“I’m going to be a missionary and single for the rest of my life!” Like many young Christians, I responded to my newfound life with fervor. I envisioned a precise order of how my life would go: graduate college, move to another continent, and share the gospel. And, like many others, instead I now somehow found myself working in a corporate office in a large metropolis.
Regardless of how different your path is compared to what you expected, the call to share the gospel remains central and urgent. And your coworkers in your everyday life are waiting to hear the gospel.
The Great Commission Includes Those Near to You
You may wonder if you should even share the gospel in a workplace setting. “Surely God cares about my coworkers, but is it really right for me to ambush them here at work?”
Is it really right for me to ambush them here at work?
While this can be a humble question, you can find confidence in your call to live on mission in the workplace when you remember that the scope of the Great Commission was defined when Jesus instructed his followers to “make disciples of all nations.”
While these two words hold much weight for how Christians fund, strategize, and labor for missions efforts across the globe, a possibly forgotten implication is that “all nations” includes your nation. It’s the people on the other side of your Zoom call and down the hall in your company’s sales marketing meeting.
Discipleship is Key
Being able to walk in confidence that God sees your workplace as a field in urgent need of laborers (Matthew 9:37), it follows that you should also know what the goal of your labors is in evangelizing the workplace. Again, the Great Commission’s answer is “make disciples.”
Inherent in this goal is the fact that as God’s people go out, there should be an expectation that their numbers will be multiplied and added to.
Your desire might be for your coworkers to come under the lordship of Jesus and receive His mercy expediently; however, this desire should be tempered with Paul’s own words that he “planted, Apollos watered, but God gave the growth” (1 Corinthians 3:6). Therefore, you can be encouraged as you discern the spiritual state and needs of those around you, and then walk into the conversations and good works God has laid before you already (Ephesians 2:10). This often requires patience, time, and community effort.
How Can You Share the Gospel in Your Workplace?
Jesus’ final words in Matthew additionally give a sneak peek into his playbook for how this discipleship is to be done: “baptizing them in the name of the Father and of the Son and of the Holy Spirit, teaching them to observe all that I have commanded you.”
In this last portion of the Great Commission, Jesus references his example as the preferred method of discipleship, whether abroad or in your own workplace.
So, as you walk into your workplace:
- Pray for your coworkers like Jesus prayed for those who would one day know him (John 17:20–26). Do you see your coworkers as your future co-laborers in the harvest (Matthew 9:37–38)?
- Invite your coworkers into your life, like Jesus invited his disciples to come and see his life (John 1:39). This could be as simple as a quick lunch or coffee or as committal as watching a game together after work.
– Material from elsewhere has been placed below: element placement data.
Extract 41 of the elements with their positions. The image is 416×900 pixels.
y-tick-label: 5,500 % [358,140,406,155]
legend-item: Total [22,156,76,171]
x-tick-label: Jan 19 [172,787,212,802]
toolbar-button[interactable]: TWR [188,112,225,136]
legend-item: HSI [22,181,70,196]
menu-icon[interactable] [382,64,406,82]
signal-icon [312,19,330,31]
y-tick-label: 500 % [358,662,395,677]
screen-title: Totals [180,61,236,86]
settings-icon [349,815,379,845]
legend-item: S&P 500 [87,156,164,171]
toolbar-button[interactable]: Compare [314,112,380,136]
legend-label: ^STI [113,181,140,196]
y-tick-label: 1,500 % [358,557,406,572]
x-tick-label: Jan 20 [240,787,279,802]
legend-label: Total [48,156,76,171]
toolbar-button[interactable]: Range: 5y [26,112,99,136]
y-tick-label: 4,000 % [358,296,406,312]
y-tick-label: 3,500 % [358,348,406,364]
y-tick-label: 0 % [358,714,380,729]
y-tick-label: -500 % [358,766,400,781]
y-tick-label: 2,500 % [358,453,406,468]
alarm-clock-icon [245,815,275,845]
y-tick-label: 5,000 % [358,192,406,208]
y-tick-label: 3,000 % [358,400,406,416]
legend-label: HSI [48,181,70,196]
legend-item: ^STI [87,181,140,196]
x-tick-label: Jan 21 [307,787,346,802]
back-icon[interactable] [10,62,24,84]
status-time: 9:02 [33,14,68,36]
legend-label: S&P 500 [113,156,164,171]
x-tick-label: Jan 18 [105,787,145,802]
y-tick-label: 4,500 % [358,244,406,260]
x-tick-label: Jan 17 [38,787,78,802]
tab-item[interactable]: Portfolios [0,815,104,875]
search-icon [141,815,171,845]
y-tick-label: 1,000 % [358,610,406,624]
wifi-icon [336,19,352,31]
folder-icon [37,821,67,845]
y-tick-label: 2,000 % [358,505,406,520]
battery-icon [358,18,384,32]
- Prepare just as Jesus also prepared for his ministry (Luke 2:52, 3:23; Matthew 4:1–11). Have a plan to share the gospel and your testimony for when the time comes.
- Be patient as Jesus was patient with discipleship efforts. It took three and a half years of teaching, explaining, and redirecting the disciples before Jesus gave them the Great Commission. It took them time to confess him as Lord, a few trial runs in ministry, and the Sermon on the Mount before they were sent out.
Perhaps, God hasn’t called you to plant the next church in South Asia, but is desiring to use you just as he used the Samaritan woman in John 4. Rather than telling her to tag along with him or sending her with Peter for future church planting efforts, Jesus instead let her go back to her Samaritan community to tell them that she had just met the Messiah. The results? Her community meets Jesus himself and “said to the woman, ‘We no longer believe just because of what you said; now we have heard for ourselves, and we know that this man really is the Savior of the world. (John 4:42)”
He is the same Savior today to us as he was to the Samaritans then. Perhaps, he is simply calling you to share the gospel with those right in front of you as well.